The man, who’s tall and heavyset, a cool expression on rugged features, has caught up with them. Now Dek sees his original contact has emerged and is walking towards them too. “You won’t be harmed,” the TK says. “This is to protect you as much as us.”

Dek’s contact is at Ren’s side now, his hand clamped firmly on Ren’s thigh as he stares intently up at Ren. Every fibre of Dek’s body is screaming with the need to get free, stop them doing this to Ren, but he can barely breathe, let alone struggle.

Suddenly Ren moves, but only to get off Wuzi with the help of the strangers. His face is slack – he’s under their control. Dek’s contact still has his hand on him.

But then Ren shakes himself and his expression becomes more normal. The telepath comes to Dek and touches his leg. He wishes to say farewell. Make a scene and you won’t leave this square alive.

You’re really going to help him?

He’ll be safe and cared for, as will his child. He’s no longer your concern.

Like hell. The man gives him a creepy smile and then Dek finds he can move, if slowly – there’s still some kind of restraint on him. The TK takes Ren’s pack off Jesti and hoists it easily onto his own back. The two men step away and Dek is allowed to dismount and go to Ren, who takes his hands in his. “It’s all right. They’re for real, and the ones behind the break out. I’ll be safe.” He’s smiling, but his eyes are brimming with tears.

“Ren....” Dek doesn’t know what to say. He’s no good at this. “This is it, then.”

“Yeah, it really is.” Ren leans forward and presses his lips against Dek’s cheek, warm and sweet against Dek’s cold skin. “Be well, Dek. Be at peace.”

“Good luck,” Dek chokes out.

Ren squeezes his hands, and then looks past his shoulder. “We’re done,” he says in a thick voice.

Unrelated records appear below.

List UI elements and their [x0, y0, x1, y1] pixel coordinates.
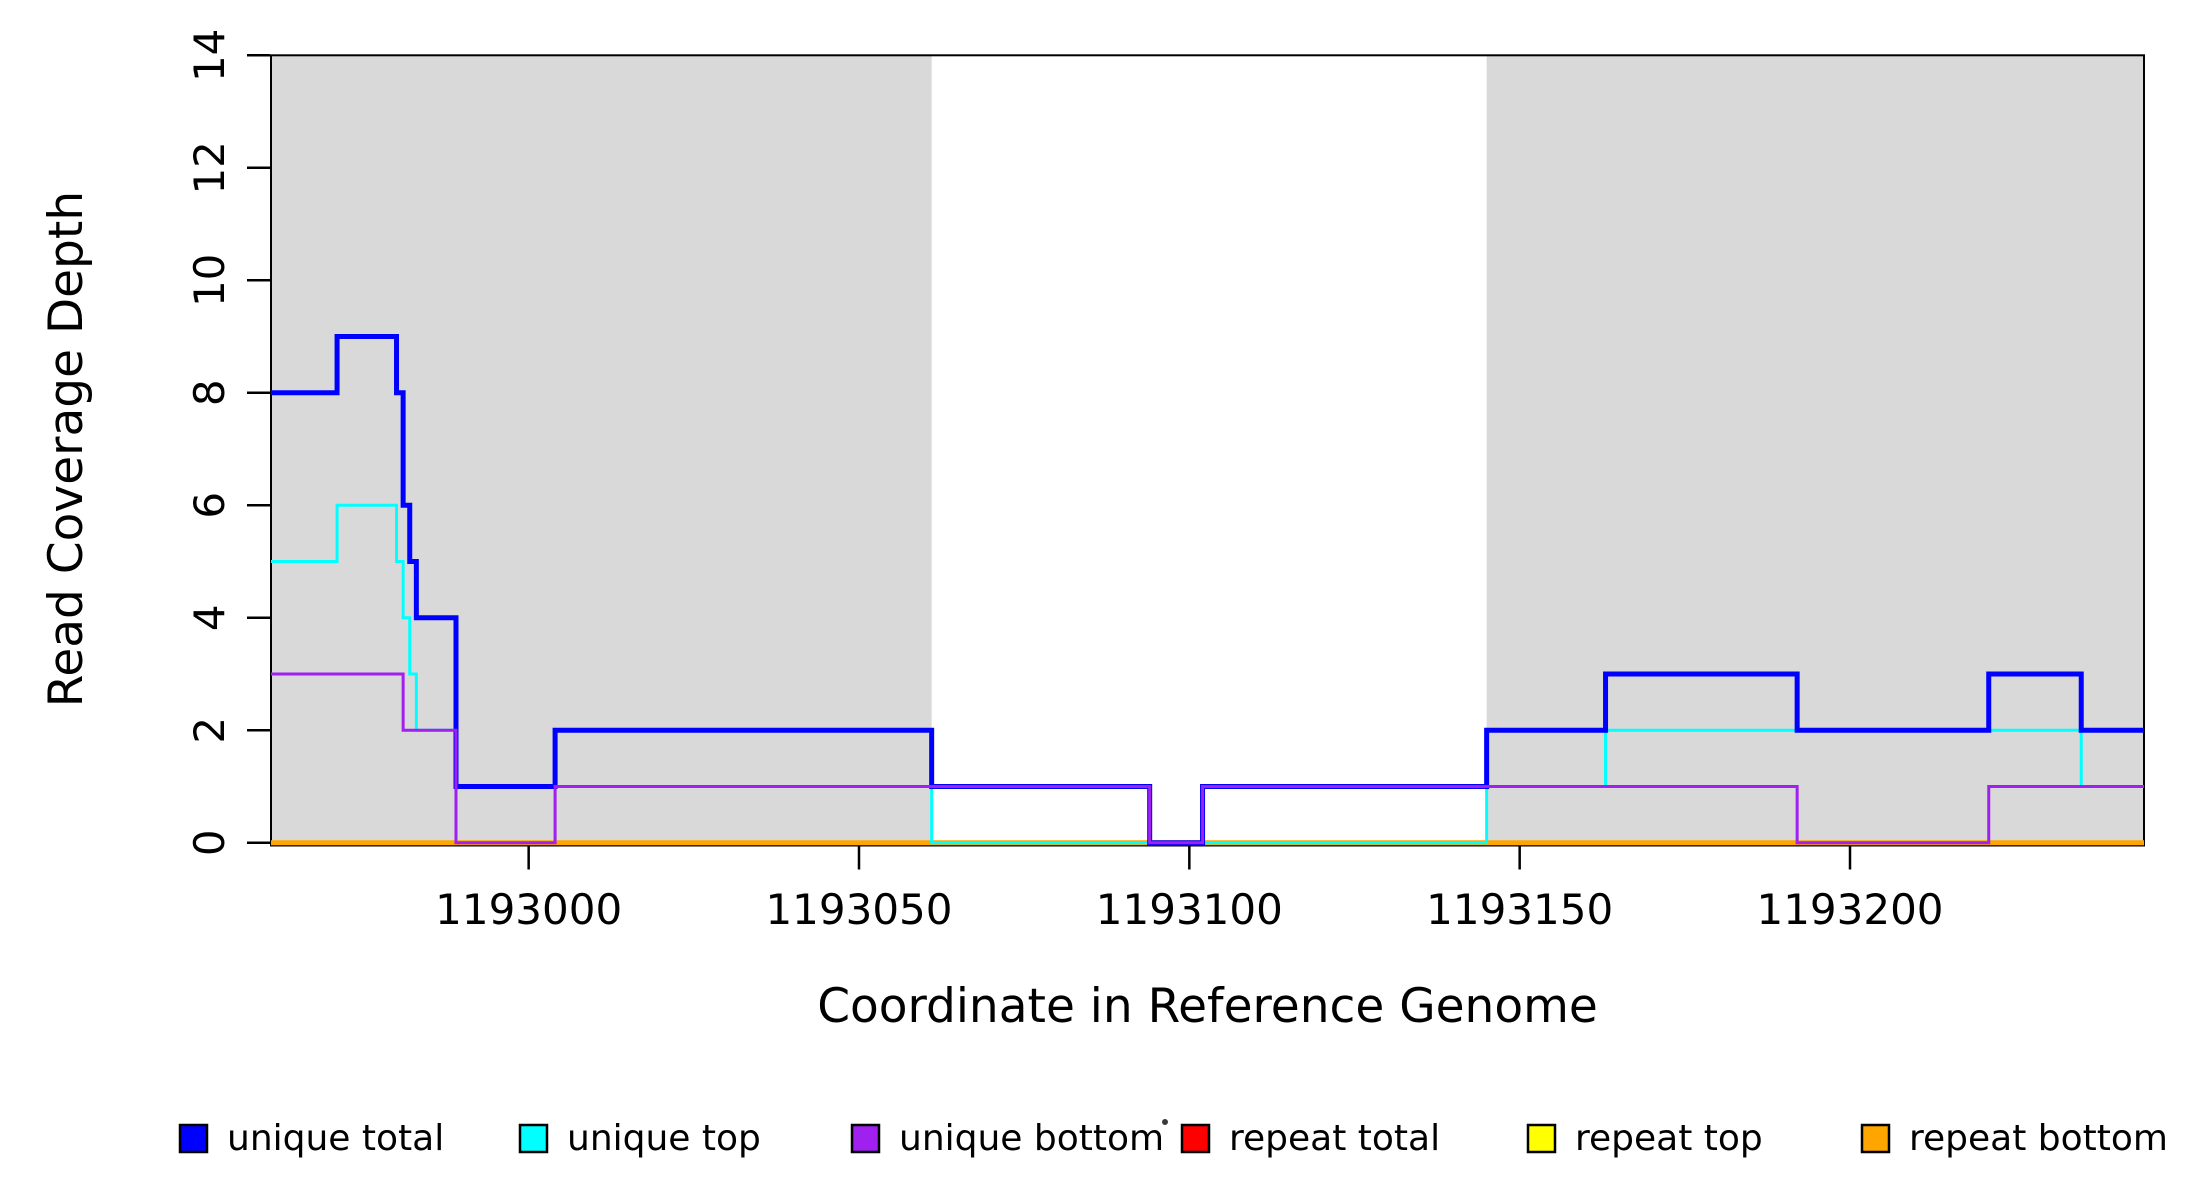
- legend-swatch-unique-bottom: [850, 1123, 881, 1154]
- legend-swatch-unique-top: [518, 1123, 549, 1154]
- shaded-region: [271, 55, 932, 846]
- x-tick-label: 1193100: [1096, 885, 1283, 934]
- legend-swatch-repeat-total: [1180, 1123, 1211, 1154]
- legend-label-unique-top: unique top: [567, 1118, 761, 1159]
- legend-label-unique-bottom: unique bottom: [899, 1118, 1164, 1159]
- y-tick-label: 0: [185, 829, 234, 856]
- y-tick-label: 2: [185, 717, 234, 744]
- legend-label-repeat-total: repeat total: [1229, 1118, 1440, 1159]
- y-tick-label: 4: [185, 604, 234, 631]
- legend-swatch-repeat-top: [1526, 1123, 1557, 1154]
- legend-swatch-unique-total: [178, 1123, 209, 1154]
- legend-label-unique-total: unique total: [227, 1118, 444, 1159]
- x-tick-label: 1193150: [1426, 885, 1613, 934]
- y-tick-label: 14: [185, 29, 234, 82]
- x-tick-label: 1193050: [765, 885, 952, 934]
- y-axis-title: Read Coverage Depth: [39, 191, 94, 707]
- y-tick-label: 6: [185, 492, 234, 519]
- x-axis-title: Coordinate in Reference Genome: [817, 979, 1598, 1034]
- legend-label-repeat-top: repeat top: [1575, 1118, 1763, 1159]
- y-tick-label: 10: [185, 254, 234, 307]
- x-tick-label: 1193200: [1756, 885, 1943, 934]
- plot-border: [270, 54, 2145, 847]
- legend-swatch-repeat-bottom: [1860, 1123, 1891, 1154]
- x-tick-label: 1193000: [435, 885, 622, 934]
- legend-label-repeat-bottom: repeat bottom: [1909, 1118, 2168, 1159]
- y-tick-label: 12: [185, 141, 234, 194]
- shaded-region: [1486, 55, 2144, 846]
- legend-stray-dot-artifact: [1162, 1119, 1168, 1125]
- y-tick-label: 8: [185, 379, 234, 406]
- series-line-unique-total: [271, 334, 2144, 846]
- series-line-unique-bottom: [271, 672, 2144, 845]
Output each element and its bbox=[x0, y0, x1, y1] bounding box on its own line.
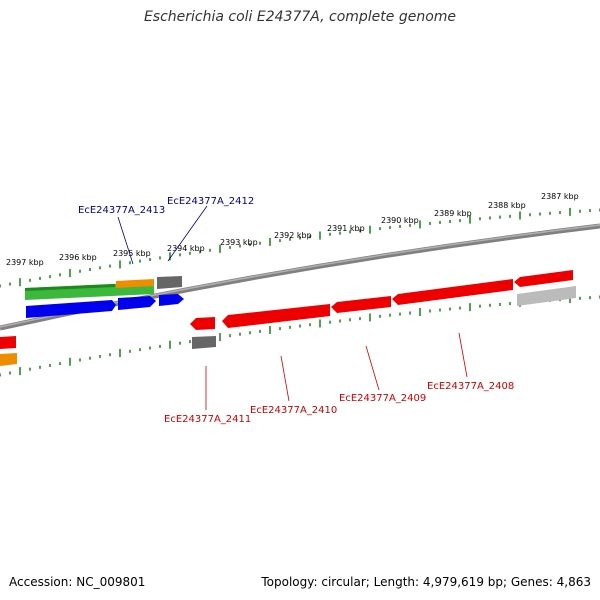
gene-red[interactable] bbox=[392, 279, 513, 305]
lower-tick-row bbox=[0, 295, 600, 377]
gene-blue[interactable] bbox=[159, 294, 184, 306]
kbp-label: 2391 kbp bbox=[327, 224, 365, 233]
gene-label[interactable]: EcE24377A_2409 bbox=[339, 393, 426, 404]
gene-orange[interactable] bbox=[116, 279, 154, 288]
kbp-label: 2393 kbp bbox=[220, 238, 258, 247]
kbp-label: 2397 kbp bbox=[6, 258, 44, 267]
gene-lightgray[interactable] bbox=[517, 286, 576, 306]
gene-label[interactable]: EcE24377A_2412 bbox=[167, 196, 254, 207]
upper-tick-row bbox=[0, 207, 600, 288]
gene-label[interactable]: EcE24377A_2410 bbox=[250, 405, 337, 416]
gene-red[interactable] bbox=[331, 296, 391, 313]
kbp-label-group: 2397 kbp 2396 kbp 2395 kbp 2394 kbp 2393… bbox=[6, 192, 579, 267]
gene-orange[interactable] bbox=[0, 353, 17, 366]
kbp-label: 2394 kbp bbox=[167, 244, 205, 253]
gene-label[interactable]: EcE24377A_2408 bbox=[427, 381, 514, 392]
kbp-label: 2387 kbp bbox=[541, 192, 579, 201]
gene-red[interactable] bbox=[0, 336, 16, 349]
gene-blue[interactable] bbox=[26, 300, 116, 318]
kbp-label: 2390 kbp bbox=[381, 216, 419, 225]
reverse-genes bbox=[0, 270, 576, 366]
gene-green-dark bbox=[25, 284, 115, 291]
kbp-label: 2389 kbp bbox=[434, 209, 472, 218]
gene-red[interactable] bbox=[190, 317, 215, 330]
gene-gray[interactable] bbox=[157, 276, 182, 289]
kbp-label: 2395 kbp bbox=[113, 249, 151, 258]
gene-label[interactable]: EcE24377A_2413 bbox=[78, 205, 165, 216]
genome-summary-text: Topology: circular; Length: 4,979,619 bp… bbox=[261, 575, 591, 589]
accession-text: Accession: NC_009801 bbox=[9, 575, 146, 589]
kbp-label: 2392 kbp bbox=[274, 231, 312, 240]
gene-gray[interactable] bbox=[192, 336, 216, 349]
gene-label[interactable]: EcE24377A_2411 bbox=[164, 414, 251, 425]
gene-red[interactable] bbox=[222, 304, 330, 328]
kbp-label: 2388 kbp bbox=[488, 201, 526, 210]
kbp-label: 2396 kbp bbox=[59, 253, 97, 262]
gene-blue[interactable] bbox=[118, 296, 156, 310]
forward-genes bbox=[25, 276, 184, 318]
map-title: Escherichia coli E24377A, complete genom… bbox=[143, 9, 457, 25]
gene-red[interactable] bbox=[514, 270, 573, 287]
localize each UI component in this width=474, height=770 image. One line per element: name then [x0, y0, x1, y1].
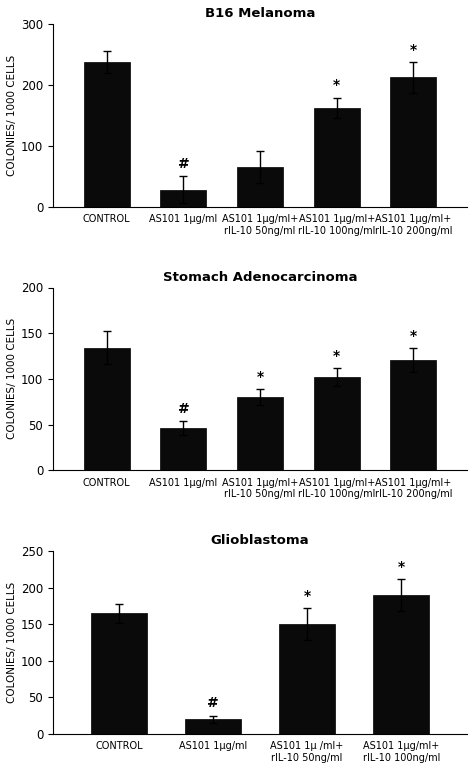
- Text: *: *: [333, 349, 340, 363]
- Bar: [391, 78, 437, 206]
- Y-axis label: COLONIES/ 1000 CELLS: COLONIES/ 1000 CELLS: [7, 55, 17, 176]
- Y-axis label: COLONIES/ 1000 CELLS: COLONIES/ 1000 CELLS: [7, 318, 17, 440]
- Bar: [391, 360, 437, 470]
- Text: *: *: [333, 79, 340, 92]
- Title: Glioblastoma: Glioblastoma: [211, 534, 310, 547]
- Title: B16 Melanoma: B16 Melanoma: [205, 7, 315, 20]
- Bar: [314, 377, 360, 470]
- Text: *: *: [398, 560, 405, 574]
- Bar: [373, 595, 429, 734]
- Title: Stomach Adenocarcinoma: Stomach Adenocarcinoma: [163, 270, 357, 283]
- Text: #: #: [207, 696, 219, 711]
- Bar: [314, 108, 360, 206]
- Bar: [279, 624, 335, 734]
- Text: #: #: [178, 157, 189, 171]
- Text: *: *: [410, 43, 417, 57]
- Text: #: #: [178, 402, 189, 416]
- Bar: [84, 62, 130, 206]
- Bar: [91, 613, 147, 734]
- Bar: [237, 167, 283, 206]
- Text: *: *: [256, 370, 264, 383]
- Y-axis label: COLONIES/ 1000 CELLS: COLONIES/ 1000 CELLS: [7, 582, 17, 703]
- Bar: [237, 397, 283, 470]
- Bar: [84, 348, 130, 470]
- Text: *: *: [303, 589, 310, 603]
- Bar: [160, 189, 206, 206]
- Bar: [160, 428, 206, 470]
- Text: *: *: [410, 329, 417, 343]
- Bar: [185, 719, 241, 734]
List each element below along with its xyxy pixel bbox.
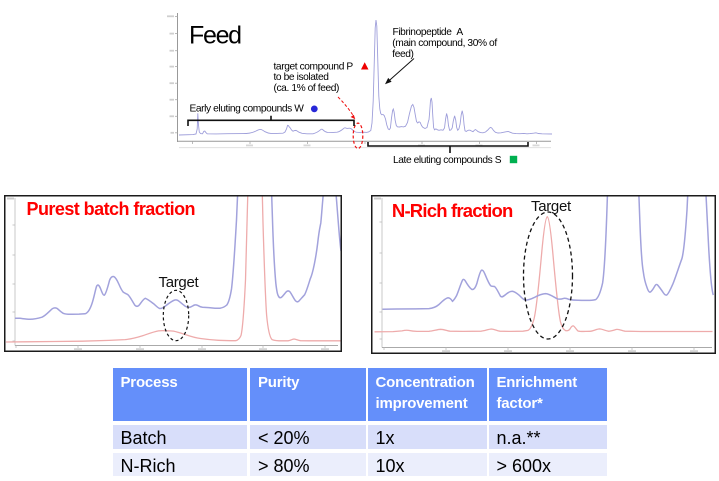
svg-text:(ca. 1% of feed): (ca. 1% of feed)	[274, 83, 340, 94]
svg-text:N-Rich fraction: N-Rich fraction	[392, 200, 513, 221]
svg-text:feed): feed)	[392, 49, 413, 60]
svg-text:target compound P: target compound P	[274, 61, 354, 72]
svg-text:Purest batch fraction: Purest batch fraction	[27, 199, 196, 219]
svg-text:(main compound, 30% of: (main compound, 30% of	[392, 38, 497, 49]
svg-text:to be isolated: to be isolated	[274, 72, 330, 83]
svg-text:Late eluting compounds S: Late eluting compounds S	[393, 155, 502, 166]
svg-text:Early eluting compounds W: Early eluting compounds W	[190, 104, 305, 115]
svg-text:Fibrinopeptide A: Fibrinopeptide A	[393, 27, 464, 38]
svg-text:Feed: Feed	[189, 22, 241, 50]
svg-text:Target: Target	[531, 198, 572, 215]
svg-text:Target: Target	[159, 274, 200, 291]
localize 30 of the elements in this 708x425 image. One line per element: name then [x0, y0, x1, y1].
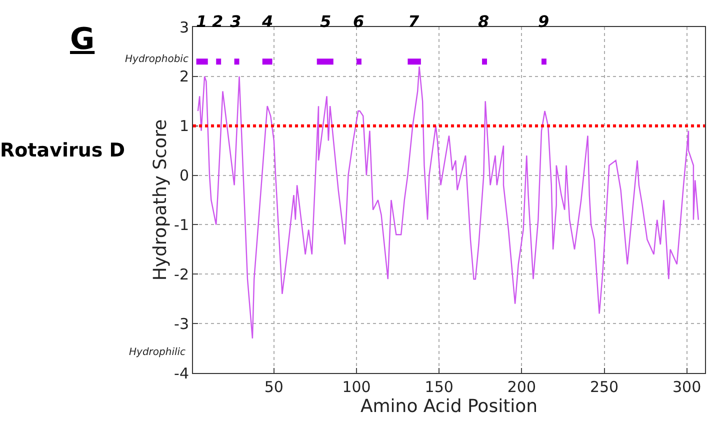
- y-tick-label: -2: [174, 265, 189, 284]
- text: G: [70, 22, 95, 57]
- annotation: 3: [230, 12, 242, 31]
- annotation: 7: [408, 12, 420, 31]
- annotation: 2: [212, 12, 224, 31]
- y-tick-label: -4: [174, 364, 189, 382]
- y-tick-label: -3: [174, 314, 189, 333]
- annotation: 6: [353, 12, 364, 31]
- text: Rotavirus D: [0, 140, 126, 162]
- y-tick-label: 0: [179, 166, 189, 185]
- text: Hydrophobic: [125, 54, 189, 65]
- line-series: [197, 66, 699, 339]
- y-tick-label: -1: [174, 216, 189, 234]
- x-tick-label: 300: [672, 378, 702, 396]
- x-axis-title: Amino Acid Position: [360, 396, 538, 418]
- annotation: 4: [261, 12, 274, 31]
- annotation: 8: [478, 12, 490, 31]
- x-tick-label: 150: [424, 378, 454, 396]
- x-tick-label: 250: [590, 378, 619, 396]
- y-tick-label: 2: [179, 68, 189, 86]
- annotation: 5: [320, 12, 332, 31]
- x-tick-label: 50: [264, 378, 284, 396]
- y-tick-label: 1: [179, 117, 189, 136]
- annotation: 9: [538, 12, 550, 31]
- y-tick-label: 3: [179, 18, 189, 36]
- x-tick-label: 200: [507, 378, 536, 396]
- x-tick-label: 100: [342, 378, 371, 396]
- y-axis-title: Hydropathy Score: [150, 119, 172, 281]
- text: Hydrophilic: [129, 347, 186, 358]
- annotation: 1: [196, 12, 208, 31]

The TK comes forward and takes Ren by the arm. “This way.” And then off they walk across the square. Dek turns away. He doesn’t want to watch Ren leaving.

He finds the telepath looking at him, and before he can fully form the realisation that this man isn’t done with him, a hand is clamped on his arm. This is for your own good. We must remove your memory of this business for his protection and yours.

No! Dek screams in his mind, but he can neither move nor stop the man, only feel the grief at losing something precious and irreplaceable and....

He gets up on Jesti, takes Wuzi’s reins in hand. Next time he takes it into his head to come to Febkeinzian for fur trading, he’s going to wait until spring. The place is too shitting cold and grimy. At least he got a good price for his pelts. Time to head back home. Been away too long.

Why’s that guy looking at him like that? He snarls in warning, and the man holds up his hands in a gesture of peace. “Sorry, my friend, I was admiring your urtibes.”

The guy’s in a suit – Dek would bet he’s never ridden an urtibes in his life. “They’re not for sale. Move along, Jesti,” he says, clicking his tongue. Yeah, maybe he won’t do this again. Bit too crazy even for him.